This repository contains the code for the experiments in the paper Syntactic and Semantic Control for Large Language Models via sequential Monte Carlo (ICLR 2025).
For the controlled generation library underlying the models implemented here, see genlm/genlm-control. Our experiments are run using the genlm/genlm-eval library.
- Python >=3.11
- A GPU
- The dependencies in
pyproject.toml
Clone this repository:
git clone https://github.com/genlm/control-iclr-2025.git
cd control-iclr-2025
Install the dependencies:
pip install -e .
Note: It is recommended to use a virtual environment to manage the dependencies. For example, with conda:
conda create -n control_iclr python=3.11
conda activate control_iclr
pip install -e .
The experiments are split by domain. Each domain has its own directory with a README with instructions for installing domain-specific dependencies and running the models. All experiments are run through the cli.py scripts in each directory.
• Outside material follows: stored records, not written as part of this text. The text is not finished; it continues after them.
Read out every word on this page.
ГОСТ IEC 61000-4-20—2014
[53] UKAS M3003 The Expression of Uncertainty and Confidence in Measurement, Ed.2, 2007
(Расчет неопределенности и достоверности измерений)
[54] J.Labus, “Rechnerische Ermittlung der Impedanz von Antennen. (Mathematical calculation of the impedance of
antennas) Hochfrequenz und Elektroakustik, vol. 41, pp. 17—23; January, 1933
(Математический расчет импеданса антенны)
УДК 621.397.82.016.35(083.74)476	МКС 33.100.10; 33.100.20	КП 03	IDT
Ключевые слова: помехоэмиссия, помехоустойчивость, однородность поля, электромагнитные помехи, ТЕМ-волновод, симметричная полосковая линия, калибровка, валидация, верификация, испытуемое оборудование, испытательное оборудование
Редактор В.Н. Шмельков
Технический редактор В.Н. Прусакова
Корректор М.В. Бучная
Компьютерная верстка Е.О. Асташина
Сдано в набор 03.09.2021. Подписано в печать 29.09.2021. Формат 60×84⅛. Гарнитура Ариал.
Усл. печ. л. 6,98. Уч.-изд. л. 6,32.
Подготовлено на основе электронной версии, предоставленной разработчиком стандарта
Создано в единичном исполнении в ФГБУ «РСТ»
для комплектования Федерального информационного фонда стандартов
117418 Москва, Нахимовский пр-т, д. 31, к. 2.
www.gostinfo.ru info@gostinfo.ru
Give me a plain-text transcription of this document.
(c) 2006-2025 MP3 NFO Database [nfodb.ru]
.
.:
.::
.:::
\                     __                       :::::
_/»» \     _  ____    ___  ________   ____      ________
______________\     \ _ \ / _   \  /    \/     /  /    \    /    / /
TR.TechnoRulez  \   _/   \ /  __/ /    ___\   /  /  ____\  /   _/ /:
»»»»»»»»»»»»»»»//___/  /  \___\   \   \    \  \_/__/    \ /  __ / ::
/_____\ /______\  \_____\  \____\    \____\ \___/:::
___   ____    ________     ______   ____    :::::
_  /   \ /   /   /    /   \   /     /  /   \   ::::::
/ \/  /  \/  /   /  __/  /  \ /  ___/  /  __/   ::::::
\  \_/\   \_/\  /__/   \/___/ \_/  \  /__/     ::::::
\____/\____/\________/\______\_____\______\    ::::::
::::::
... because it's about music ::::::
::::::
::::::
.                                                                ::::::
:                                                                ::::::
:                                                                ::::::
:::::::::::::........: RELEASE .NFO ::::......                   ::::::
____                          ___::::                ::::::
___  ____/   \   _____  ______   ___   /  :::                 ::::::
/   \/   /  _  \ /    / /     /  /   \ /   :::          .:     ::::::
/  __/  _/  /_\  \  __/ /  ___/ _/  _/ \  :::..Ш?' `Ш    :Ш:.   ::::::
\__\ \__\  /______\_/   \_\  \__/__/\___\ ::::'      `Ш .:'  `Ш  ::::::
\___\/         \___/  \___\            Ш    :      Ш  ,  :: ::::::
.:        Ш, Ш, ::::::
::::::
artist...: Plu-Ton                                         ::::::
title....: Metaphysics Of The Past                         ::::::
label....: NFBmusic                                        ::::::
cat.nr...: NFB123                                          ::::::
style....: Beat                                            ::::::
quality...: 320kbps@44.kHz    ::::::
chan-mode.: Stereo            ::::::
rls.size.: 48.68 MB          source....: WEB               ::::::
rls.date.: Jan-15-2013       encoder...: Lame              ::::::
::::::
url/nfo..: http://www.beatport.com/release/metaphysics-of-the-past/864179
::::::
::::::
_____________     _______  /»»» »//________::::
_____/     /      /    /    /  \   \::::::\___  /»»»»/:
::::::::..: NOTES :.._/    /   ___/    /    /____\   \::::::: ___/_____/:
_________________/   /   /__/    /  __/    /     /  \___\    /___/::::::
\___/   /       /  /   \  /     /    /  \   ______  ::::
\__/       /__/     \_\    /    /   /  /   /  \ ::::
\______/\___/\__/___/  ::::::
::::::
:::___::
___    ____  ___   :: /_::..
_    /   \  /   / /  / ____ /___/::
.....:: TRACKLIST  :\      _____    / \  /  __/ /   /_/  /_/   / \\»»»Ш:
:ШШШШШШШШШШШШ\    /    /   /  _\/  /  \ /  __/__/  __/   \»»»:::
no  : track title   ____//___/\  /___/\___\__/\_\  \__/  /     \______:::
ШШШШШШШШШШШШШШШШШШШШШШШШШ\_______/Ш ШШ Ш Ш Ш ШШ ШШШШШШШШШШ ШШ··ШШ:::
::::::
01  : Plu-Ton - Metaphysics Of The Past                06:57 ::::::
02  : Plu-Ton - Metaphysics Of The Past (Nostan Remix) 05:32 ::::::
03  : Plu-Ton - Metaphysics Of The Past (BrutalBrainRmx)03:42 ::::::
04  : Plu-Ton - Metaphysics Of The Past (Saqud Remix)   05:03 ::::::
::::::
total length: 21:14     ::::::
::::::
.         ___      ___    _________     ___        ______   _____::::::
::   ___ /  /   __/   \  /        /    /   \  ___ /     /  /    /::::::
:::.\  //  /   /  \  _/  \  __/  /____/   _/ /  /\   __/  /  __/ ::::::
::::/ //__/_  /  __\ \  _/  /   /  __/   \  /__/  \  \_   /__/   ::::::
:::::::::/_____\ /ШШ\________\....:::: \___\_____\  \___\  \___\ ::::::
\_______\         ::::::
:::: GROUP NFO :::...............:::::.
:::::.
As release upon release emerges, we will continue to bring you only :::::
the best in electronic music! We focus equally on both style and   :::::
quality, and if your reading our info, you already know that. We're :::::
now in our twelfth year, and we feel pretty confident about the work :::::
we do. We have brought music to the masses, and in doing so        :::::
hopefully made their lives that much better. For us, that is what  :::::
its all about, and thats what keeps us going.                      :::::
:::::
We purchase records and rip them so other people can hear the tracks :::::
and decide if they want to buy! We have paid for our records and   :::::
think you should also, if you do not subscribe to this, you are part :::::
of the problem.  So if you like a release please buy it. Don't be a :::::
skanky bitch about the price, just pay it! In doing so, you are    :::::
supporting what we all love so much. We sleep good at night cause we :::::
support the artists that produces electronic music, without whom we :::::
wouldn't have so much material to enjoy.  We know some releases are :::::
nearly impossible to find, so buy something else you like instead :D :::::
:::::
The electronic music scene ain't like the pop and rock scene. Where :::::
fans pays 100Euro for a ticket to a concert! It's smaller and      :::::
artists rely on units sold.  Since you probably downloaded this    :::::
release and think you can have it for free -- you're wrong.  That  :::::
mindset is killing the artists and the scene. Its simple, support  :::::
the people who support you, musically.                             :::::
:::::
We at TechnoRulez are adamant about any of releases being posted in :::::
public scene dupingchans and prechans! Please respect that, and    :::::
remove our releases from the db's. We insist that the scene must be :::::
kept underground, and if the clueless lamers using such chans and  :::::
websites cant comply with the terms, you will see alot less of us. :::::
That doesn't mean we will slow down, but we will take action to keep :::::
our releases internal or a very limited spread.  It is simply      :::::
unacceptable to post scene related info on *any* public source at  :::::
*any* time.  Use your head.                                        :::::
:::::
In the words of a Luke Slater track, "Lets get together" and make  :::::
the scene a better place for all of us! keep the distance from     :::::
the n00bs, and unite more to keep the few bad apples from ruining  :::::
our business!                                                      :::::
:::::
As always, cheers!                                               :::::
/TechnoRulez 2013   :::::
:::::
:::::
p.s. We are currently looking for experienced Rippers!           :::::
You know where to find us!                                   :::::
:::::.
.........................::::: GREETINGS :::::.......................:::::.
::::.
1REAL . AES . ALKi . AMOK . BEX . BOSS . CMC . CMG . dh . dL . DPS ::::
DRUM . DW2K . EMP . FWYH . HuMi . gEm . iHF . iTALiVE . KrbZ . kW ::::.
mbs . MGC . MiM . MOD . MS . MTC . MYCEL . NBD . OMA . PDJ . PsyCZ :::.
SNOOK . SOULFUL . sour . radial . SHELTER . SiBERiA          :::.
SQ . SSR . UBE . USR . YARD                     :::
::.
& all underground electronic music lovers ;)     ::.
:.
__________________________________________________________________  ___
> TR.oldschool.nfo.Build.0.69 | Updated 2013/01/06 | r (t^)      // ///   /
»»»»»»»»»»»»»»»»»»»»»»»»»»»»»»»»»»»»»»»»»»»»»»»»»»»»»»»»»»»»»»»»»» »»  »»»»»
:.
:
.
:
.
The cli.py scripts accept a --model-type argument that corresponds to the model or baseline used in the experiments. It can be one of the following:
base: The base language model.lcd: The locally-constrained decoding model.grammar-only-is: The grammar-only model with importance sampling.grammar-only-smc: The grammar-only model with sequential Monte Carlo.sample-rerank: The sample rerank model.full-is: The full model with importance sampling.full-smc: The full model with sequential Monte Carlo.
The cli.py scripts save model and evaluation output in the directory provided through the --output-dir argument. If not provided, the default is to not save any output. The files are named as follows:
{instance_id}-{replacate_n}-output.json: The output posterior distribution for the given instance and replicate.{instance_id}-{replacate_n}-results.json: The result of the evaluation for the given instance and replicate.{instance_id}-{replacate_n}-record.json: A record of the inference process, recording the particle beam at each step of inference, for the given instance and replicate.
When running on GPUs with compute capability less than 8.0 (e.g., RTX 2080, Quadro RTX 8000), bfloat16 is not supported and will cause errors. For example, you may see an error like:
ValueError: Bfloat16 is only supported on GPUs with compute capability of at least 8.0. Your Quadro RTX 8000 GPU has compute capability 7.5. You can use float16 instead by explicitly setting the `dtype` flag in CLI, for example: --dtype=half.
To fix this, you can pass arguments that need to be passed to the vLLM engine initialization through the --lm-args parameter. To use float16 instead of bfloat16, you can pass: --lm-args '{"engine_opts": {"dtype": "half"}}' to cli.py. This same mechanism can be used to pass any other vLLM engine configuration options; all options can be passed in the value associated with the engine_opts key. Note that this must be a JSON string.
Sometimes the model's max sequence length is larger than the maximum number of tokens that can be stored in KV cache. For example, you may see an error like:
ValueError: The model's max seq len (131072) is larger than the maximum number of tokens that can be stored in KV cache (93936). Try increasing `gpu_memory_utilization` or decreasing `max_model_len` when initializing the engine.
We can fix this in the same way as above, by passing arguments that need to be passed to the vLLM engine initialization through the --lm-args parameter. For example, to decrease the maximum model length, you can pass: --lm-args '{"engine_opts": {"max_model_len": 10000}}' to cli.py.